I tried the OPTIONAL MATCH, but that's not an option since I explicitly don't want the NULLs returned for example in the second MATCH in part1.

I have seen a solution using a dummy node, which I would have to add to the COLLECT every time to make sure there is at least one result?

Any ideas on how to do either avoiding double queries itself or a solution to the above where a null makes all results vanish are highly appreciated!

Also: why at all is this happening?

Thanks a lot for helping out!!

edited: Sample data: Having nodes X of some kind and Z of another kind with properties contractid and createdate.
I want to get out all

x1.contractids, z1.contractids, x1.createdates, z1.createdates
x2.contractids, z2.contractids, x2.createdates, z2.createdates

The '1s' x and z have the same start and end, for the '2s' z is along the route of x.


Solution

  • Try profiling your query, like this:

    PROFILE MATCH (x1:X) -[:STARTS_AT]-> (somewhere) <-[:STARTS_AT]- (z1:Z)
    MATCH 
       (x1) -[:ENDS_AT]-> (somewhereelse) <-[:ENDS_AT]- (z1)
    WHERE somewhereconditions
    WITH COLLECT(x contract_ids) as already_seen_contracts
       , COLLECT(all other stuff of interested from x and z) as taking_over
    
    MATCH (x2:X) -[:STARTS_AT]-> (somewhere) -[:IS_IN]-> (s2:S),
          (x2) -[:ENDS_AT]-> (somewhereelse) -[:IS_IN]-> (e2:S)
          path = allshortestpath(s2) CONNECTED (e2)
    
    MATCH (z2:Z) -[:STARTS_AT]-> (somewhere) -[:IS_IN]-> (r:S),
            (z2) -[:ENDS_AT]-> (somewhereelse) -[:IS_IN]-> (t:S) 
    WHERE z2 on path
    AND x2.contracts not in already_seen_contracts
    
    WITH already_seen + COLLECT(x contract_ids) as already_seen
       , taking_over +  COLLECT(all other stuff of interested from x and z) as taking_over
    
    UNWIND taking_over AS taking_over_unwind 
    RETURN stuff from taking_over_unwind 
    

    You will get the query execution graph for the query.
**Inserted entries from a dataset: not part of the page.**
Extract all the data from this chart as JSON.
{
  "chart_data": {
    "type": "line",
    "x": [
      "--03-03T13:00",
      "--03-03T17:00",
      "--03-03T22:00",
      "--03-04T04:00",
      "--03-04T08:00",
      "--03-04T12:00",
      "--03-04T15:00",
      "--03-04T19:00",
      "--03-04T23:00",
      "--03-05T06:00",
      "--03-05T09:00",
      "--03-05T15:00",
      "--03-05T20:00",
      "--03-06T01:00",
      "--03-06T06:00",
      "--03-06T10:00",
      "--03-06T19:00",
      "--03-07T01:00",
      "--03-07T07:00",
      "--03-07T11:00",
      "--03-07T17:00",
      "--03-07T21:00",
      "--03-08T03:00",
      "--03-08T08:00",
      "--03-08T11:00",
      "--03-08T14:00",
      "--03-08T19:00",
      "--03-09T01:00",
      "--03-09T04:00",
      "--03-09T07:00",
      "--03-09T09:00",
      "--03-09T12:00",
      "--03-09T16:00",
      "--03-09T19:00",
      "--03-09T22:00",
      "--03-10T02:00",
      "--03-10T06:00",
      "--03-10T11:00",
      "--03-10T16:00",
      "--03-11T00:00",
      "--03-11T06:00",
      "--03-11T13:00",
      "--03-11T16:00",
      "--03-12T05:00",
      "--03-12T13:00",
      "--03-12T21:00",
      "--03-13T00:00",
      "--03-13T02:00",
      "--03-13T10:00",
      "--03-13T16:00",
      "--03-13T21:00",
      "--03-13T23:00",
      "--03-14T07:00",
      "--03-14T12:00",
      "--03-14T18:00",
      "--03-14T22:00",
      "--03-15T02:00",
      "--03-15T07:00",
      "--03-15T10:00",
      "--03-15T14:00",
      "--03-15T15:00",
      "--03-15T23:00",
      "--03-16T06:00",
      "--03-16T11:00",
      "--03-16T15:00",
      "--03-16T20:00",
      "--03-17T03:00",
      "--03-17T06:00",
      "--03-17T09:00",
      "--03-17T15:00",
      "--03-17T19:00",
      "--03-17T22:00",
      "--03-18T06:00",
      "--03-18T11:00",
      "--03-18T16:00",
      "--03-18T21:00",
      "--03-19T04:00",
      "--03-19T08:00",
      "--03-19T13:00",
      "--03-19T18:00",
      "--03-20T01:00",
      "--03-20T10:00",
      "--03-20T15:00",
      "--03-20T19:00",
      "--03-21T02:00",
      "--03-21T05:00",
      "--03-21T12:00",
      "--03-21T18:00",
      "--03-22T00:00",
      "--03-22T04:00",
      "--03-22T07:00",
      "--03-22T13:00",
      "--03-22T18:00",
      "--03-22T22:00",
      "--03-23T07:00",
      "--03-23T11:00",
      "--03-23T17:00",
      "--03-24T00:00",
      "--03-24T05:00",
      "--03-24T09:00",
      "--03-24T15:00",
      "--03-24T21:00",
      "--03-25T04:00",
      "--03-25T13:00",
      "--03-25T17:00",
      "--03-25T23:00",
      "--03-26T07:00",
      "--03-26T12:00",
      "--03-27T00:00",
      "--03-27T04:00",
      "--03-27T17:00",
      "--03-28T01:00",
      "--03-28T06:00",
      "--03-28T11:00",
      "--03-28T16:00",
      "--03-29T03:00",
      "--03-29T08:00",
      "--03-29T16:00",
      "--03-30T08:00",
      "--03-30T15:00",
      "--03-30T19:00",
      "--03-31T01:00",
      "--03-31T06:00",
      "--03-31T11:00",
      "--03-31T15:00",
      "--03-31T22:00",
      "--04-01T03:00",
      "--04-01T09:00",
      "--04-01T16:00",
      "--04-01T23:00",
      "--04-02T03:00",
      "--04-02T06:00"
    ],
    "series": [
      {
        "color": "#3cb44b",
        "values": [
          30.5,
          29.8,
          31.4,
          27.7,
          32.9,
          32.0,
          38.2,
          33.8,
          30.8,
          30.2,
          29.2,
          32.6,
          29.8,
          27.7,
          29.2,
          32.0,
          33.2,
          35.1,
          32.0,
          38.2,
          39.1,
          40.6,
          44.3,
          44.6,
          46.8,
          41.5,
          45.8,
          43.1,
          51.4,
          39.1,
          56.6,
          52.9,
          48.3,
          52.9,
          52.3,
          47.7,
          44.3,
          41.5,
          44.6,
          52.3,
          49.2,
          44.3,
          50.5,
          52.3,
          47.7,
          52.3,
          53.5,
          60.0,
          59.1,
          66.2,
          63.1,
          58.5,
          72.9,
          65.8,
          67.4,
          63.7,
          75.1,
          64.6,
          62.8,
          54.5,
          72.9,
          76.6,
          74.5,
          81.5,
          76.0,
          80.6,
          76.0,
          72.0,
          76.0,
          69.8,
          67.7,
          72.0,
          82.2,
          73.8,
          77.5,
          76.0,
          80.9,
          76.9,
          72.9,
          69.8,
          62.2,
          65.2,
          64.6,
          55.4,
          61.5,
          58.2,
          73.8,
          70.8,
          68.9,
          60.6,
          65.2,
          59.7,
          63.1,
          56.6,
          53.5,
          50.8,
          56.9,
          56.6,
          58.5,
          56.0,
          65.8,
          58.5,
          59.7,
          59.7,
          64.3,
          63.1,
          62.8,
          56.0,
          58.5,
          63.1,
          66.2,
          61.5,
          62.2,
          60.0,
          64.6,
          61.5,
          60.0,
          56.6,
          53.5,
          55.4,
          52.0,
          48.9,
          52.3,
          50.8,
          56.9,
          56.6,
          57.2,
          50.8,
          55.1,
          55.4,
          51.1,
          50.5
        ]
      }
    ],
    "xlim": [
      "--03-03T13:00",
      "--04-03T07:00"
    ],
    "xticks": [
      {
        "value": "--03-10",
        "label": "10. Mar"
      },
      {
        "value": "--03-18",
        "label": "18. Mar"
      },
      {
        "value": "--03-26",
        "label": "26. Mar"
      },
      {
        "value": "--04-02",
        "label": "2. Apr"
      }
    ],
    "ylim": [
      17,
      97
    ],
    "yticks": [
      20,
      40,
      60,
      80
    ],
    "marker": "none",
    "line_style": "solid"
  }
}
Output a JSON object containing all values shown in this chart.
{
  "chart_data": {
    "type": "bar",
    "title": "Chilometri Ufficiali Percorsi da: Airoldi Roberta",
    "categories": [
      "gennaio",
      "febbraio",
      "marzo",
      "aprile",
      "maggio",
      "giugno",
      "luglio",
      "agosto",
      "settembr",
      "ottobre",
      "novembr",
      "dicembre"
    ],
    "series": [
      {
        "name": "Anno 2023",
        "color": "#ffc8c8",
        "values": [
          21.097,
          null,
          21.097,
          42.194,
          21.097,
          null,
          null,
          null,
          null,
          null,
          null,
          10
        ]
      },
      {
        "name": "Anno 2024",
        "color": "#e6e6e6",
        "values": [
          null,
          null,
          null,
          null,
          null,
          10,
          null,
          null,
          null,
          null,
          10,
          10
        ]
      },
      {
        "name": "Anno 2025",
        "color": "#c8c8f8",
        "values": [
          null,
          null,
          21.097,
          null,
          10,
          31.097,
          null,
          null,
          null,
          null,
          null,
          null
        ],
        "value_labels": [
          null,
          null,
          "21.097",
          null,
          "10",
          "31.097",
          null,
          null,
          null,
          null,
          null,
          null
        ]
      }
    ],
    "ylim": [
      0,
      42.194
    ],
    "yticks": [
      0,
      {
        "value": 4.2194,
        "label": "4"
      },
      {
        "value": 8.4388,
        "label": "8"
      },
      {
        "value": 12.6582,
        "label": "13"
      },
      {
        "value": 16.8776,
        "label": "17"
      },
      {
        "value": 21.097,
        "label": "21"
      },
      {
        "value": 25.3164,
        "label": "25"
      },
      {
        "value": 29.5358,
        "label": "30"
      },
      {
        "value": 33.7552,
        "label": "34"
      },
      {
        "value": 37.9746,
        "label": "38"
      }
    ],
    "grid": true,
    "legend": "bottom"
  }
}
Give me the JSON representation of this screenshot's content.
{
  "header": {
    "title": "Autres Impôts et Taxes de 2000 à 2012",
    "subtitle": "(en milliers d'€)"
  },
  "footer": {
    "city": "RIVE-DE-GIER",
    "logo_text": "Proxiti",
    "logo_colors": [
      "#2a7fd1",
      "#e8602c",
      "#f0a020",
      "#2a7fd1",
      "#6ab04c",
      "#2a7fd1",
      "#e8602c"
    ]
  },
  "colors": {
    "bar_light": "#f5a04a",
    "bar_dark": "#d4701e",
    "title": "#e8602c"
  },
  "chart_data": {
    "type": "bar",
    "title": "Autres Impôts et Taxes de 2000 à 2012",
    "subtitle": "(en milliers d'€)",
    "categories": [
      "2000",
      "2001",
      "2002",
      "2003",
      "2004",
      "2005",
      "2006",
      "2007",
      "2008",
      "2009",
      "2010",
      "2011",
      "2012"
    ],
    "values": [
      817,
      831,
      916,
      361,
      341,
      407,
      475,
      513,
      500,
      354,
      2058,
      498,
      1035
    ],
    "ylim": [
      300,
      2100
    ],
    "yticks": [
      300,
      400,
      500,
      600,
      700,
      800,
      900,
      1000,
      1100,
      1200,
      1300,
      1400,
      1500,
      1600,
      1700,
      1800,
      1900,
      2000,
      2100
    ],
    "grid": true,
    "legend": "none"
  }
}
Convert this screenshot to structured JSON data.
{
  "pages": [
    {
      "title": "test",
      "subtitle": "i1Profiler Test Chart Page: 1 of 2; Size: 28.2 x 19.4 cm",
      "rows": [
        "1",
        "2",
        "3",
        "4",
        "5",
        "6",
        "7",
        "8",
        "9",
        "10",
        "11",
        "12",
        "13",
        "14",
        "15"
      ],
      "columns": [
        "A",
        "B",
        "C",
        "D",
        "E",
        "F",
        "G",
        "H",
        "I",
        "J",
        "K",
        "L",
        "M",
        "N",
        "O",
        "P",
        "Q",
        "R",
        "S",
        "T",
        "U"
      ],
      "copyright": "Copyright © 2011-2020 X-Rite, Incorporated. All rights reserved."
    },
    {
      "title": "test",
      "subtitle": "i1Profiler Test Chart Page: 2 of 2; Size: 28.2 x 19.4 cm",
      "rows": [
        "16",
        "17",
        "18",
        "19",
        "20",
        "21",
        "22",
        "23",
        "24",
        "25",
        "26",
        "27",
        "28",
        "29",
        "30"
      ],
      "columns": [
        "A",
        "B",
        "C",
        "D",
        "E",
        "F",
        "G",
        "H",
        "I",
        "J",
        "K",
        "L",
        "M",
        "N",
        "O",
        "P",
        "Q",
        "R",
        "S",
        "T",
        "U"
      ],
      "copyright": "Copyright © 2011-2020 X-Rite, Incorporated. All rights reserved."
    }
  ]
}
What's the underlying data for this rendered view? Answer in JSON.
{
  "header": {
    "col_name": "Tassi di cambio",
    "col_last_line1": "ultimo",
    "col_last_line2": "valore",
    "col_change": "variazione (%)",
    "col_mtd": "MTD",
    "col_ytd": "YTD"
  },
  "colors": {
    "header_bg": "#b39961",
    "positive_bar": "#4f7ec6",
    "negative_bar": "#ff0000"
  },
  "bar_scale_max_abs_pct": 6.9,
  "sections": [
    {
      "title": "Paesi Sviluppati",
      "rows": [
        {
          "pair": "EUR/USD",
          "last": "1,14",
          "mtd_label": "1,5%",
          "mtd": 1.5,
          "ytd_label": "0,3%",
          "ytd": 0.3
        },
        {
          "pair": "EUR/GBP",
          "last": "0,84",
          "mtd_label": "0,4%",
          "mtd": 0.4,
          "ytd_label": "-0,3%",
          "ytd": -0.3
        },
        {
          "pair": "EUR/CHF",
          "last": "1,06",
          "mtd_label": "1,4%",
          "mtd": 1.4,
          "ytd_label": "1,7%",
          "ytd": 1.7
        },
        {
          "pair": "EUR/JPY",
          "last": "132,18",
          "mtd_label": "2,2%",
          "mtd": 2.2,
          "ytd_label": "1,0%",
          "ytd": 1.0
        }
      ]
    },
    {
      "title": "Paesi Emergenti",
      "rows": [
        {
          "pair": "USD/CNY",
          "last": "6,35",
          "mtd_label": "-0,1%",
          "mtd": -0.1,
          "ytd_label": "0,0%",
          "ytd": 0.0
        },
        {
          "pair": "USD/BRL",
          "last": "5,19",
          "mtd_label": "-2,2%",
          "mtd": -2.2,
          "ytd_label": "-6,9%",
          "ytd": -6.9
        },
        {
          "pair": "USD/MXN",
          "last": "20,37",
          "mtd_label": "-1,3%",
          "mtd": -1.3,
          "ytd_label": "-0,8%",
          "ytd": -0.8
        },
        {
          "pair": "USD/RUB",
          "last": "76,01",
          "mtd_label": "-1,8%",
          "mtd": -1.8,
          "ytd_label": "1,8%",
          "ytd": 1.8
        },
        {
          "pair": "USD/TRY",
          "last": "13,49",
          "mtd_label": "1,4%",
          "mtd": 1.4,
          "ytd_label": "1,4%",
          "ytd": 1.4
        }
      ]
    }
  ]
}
Note that internally, neo4j passes data from stage to other in the form of rows, so when at one of the stages all the rows get filtered out due to some conditional check, the stages ahead won't do anything, and the result set will be empty.

    In your case, what you can do is break your query into multiple parts. Pass the primary key or unique identifiers of the nodes, that you want to reuse in other queries, and create some indexes on unique identifiers. In this way, performance will not be an issue, and you will get expected output from different parts, which can be combined at application level.